I’m still no wiser as to who Dan Wootton is and whether I would agree with his beliefs.

Lesley van Reenen
Lesley van Reenen
2 years ago
Reply to  Martin Bollis

I am fairly sure I read a Dan Wootton article on Djokovic recently that I agreed with. I am enthusiastically joining the Milos Bingles school of debate.

Andrew Martin
Andrew Martin
2 years ago
Reply to  Martin Bollis

Dan Wootton writes for the Mail Online (Daily Mail)

Karl Francis
Karl Francis
2 years ago
Reply to  Milos Bingles

I love Nana Akua. I think her show is very refreshing, much like her presentation style. If she ever visits the West county I’m going to buy her an ice-cream. Wonderful lady.

Jane Watson
Jane Watson
2 years ago
Reply to  Milos Bingles

And the fact you say that reveals your wilful ignorance

Jane Watson
Jane Watson
2 years ago
Reply to  D Glover

The ‘populist’ insult has always baffled me. I presume it implies that if you are popular with the rabble, you must be a scoundrel? No, it implies that the accuser thinks some of us are rabble.

Martin Bollis
Martin Bollis
2 years ago
Reply to  Milos Bingles

Does the moderation software have a delete function? I see our little exchange on GB news has completely disappeared.
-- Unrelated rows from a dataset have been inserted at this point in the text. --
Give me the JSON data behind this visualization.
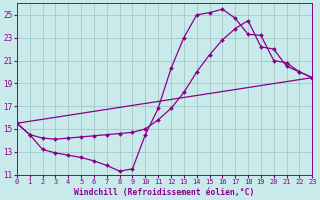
{
  "xlabel": "Windchill (Refroidissement éolien,°C)",
  "bg_color": "#c8eaea",
  "line_color": "#8b008b",
  "grid_color": "#aacccc",
  "xlim": [
    0,
    23
  ],
  "ylim": [
    11,
    26
  ],
  "yticks": [
    11,
    13,
    15,
    17,
    19,
    21,
    23,
    25
  ],
  "xticks": [
    0,
    1,
    2,
    3,
    4,
    5,
    6,
    7,
    8,
    9,
    10,
    11,
    12,
    13,
    14,
    15,
    16,
    17,
    18,
    19,
    20,
    21,
    22,
    23
  ],
  "series": [
    {
      "x": [
        0,
        1,
        2,
        3,
        4,
        5,
        6,
        7,
        8,
        9,
        10,
        11,
        12,
        13,
        14,
        15,
        16,
        17,
        18,
        19,
        20,
        21,
        22,
        23
      ],
      "y": [
        15.5,
        14.5,
        13.2,
        12.9,
        12.7,
        12.5,
        12.2,
        11.8,
        11.3,
        11.5,
        14.5,
        16.8,
        20.3,
        23.0,
        25.0,
        25.2,
        25.5,
        24.7,
        23.3,
        23.2,
        21.0,
        20.8,
        20.0,
        19.5
      ]
    },
    {
      "x": [
        0,
        1,
        2,
        3,
        4,
        5,
        6,
        7,
        8,
        9,
        10,
        11,
        12,
        13,
        14,
        15,
        16,
        17,
        18,
        19,
        20,
        21,
        22,
        23
      ],
      "y": [
        15.5,
        14.5,
        14.2,
        14.1,
        14.2,
        14.3,
        14.4,
        14.5,
        14.6,
        14.7,
        15.0,
        15.8,
        16.8,
        18.2,
        20.0,
        21.5,
        22.8,
        23.8,
        24.5,
        22.2,
        22.0,
        20.5,
        20.0,
        19.5
      ]
    },
    {
      "x": [
        0,
        23
      ],
      "y": [
        15.5,
        19.5
      ]
    }
  ]
}
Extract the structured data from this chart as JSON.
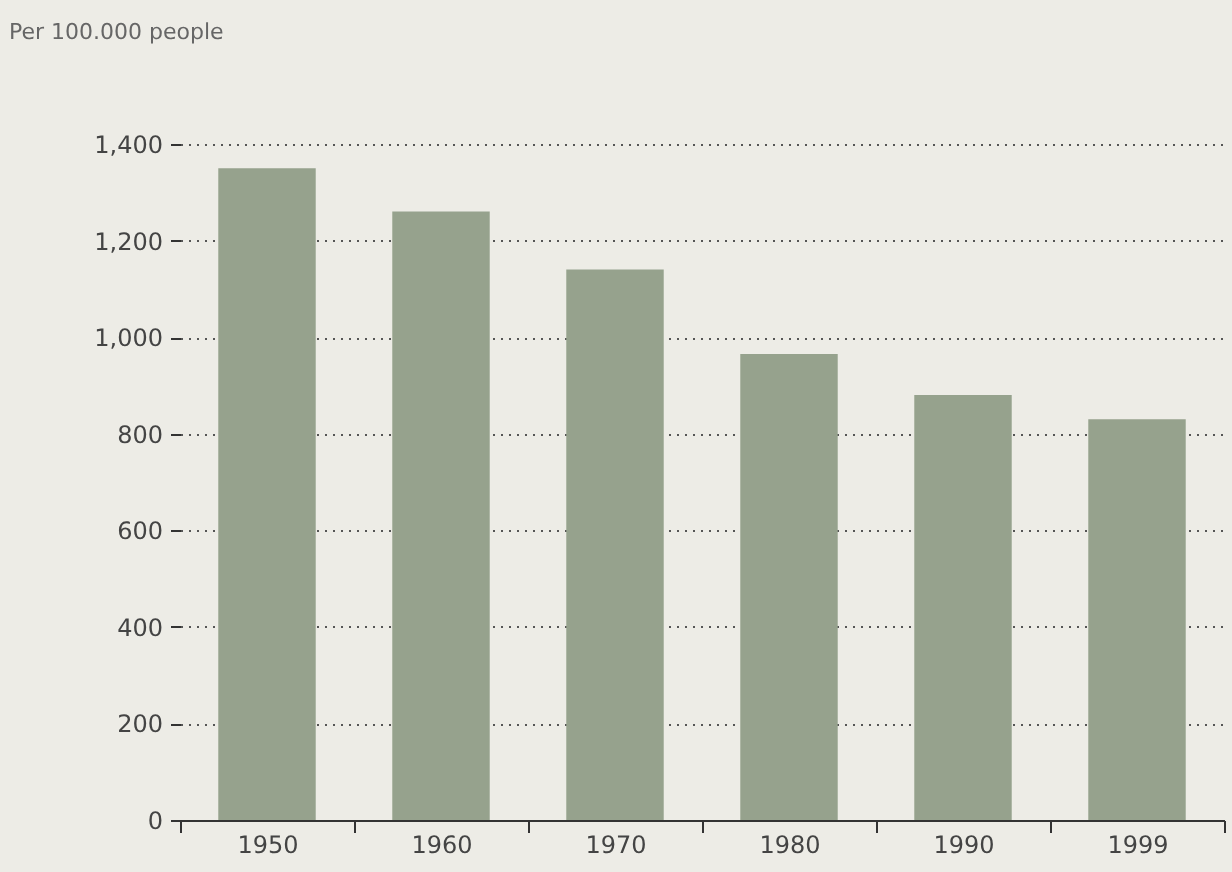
{
  "chart_data": {
    "type": "bar",
    "ylabel": "Per 100.000 people",
    "categories": [
      "1950",
      "1960",
      "1970",
      "1980",
      "1990",
      "1999"
    ],
    "values": [
      1350,
      1260,
      1140,
      965,
      880,
      830
    ],
    "color": "#96a28d",
    "ylim": [
      0,
      1400
    ],
    "yticks": [
      0,
      200,
      400,
      600,
      800,
      {
        "value": 1000,
        "label": "1,000"
      },
      {
        "value": 1200,
        "label": "1,200"
      },
      {
        "value": 1400,
        "label": "1,400"
      }
    ],
    "grid": "y"
  }
}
Last edited 2 years ago by Martin Bollis
Martin Bollis
Martin Bollis
2 years ago
Reply to  Martin Bollis

And now it has reappeared, odd.

Last edited 2 years ago by Martin Bollis
SULPICIA LEPIDINA
SULPICIA LEPIDINA
2 years ago
Reply to  Martin Bollis

The joys of Censorship, always a speciality of UNHERD.

Andrew Martin
Andrew Martin
2 years ago

Try MSN, even normal polite conversations are reviewed or timed out.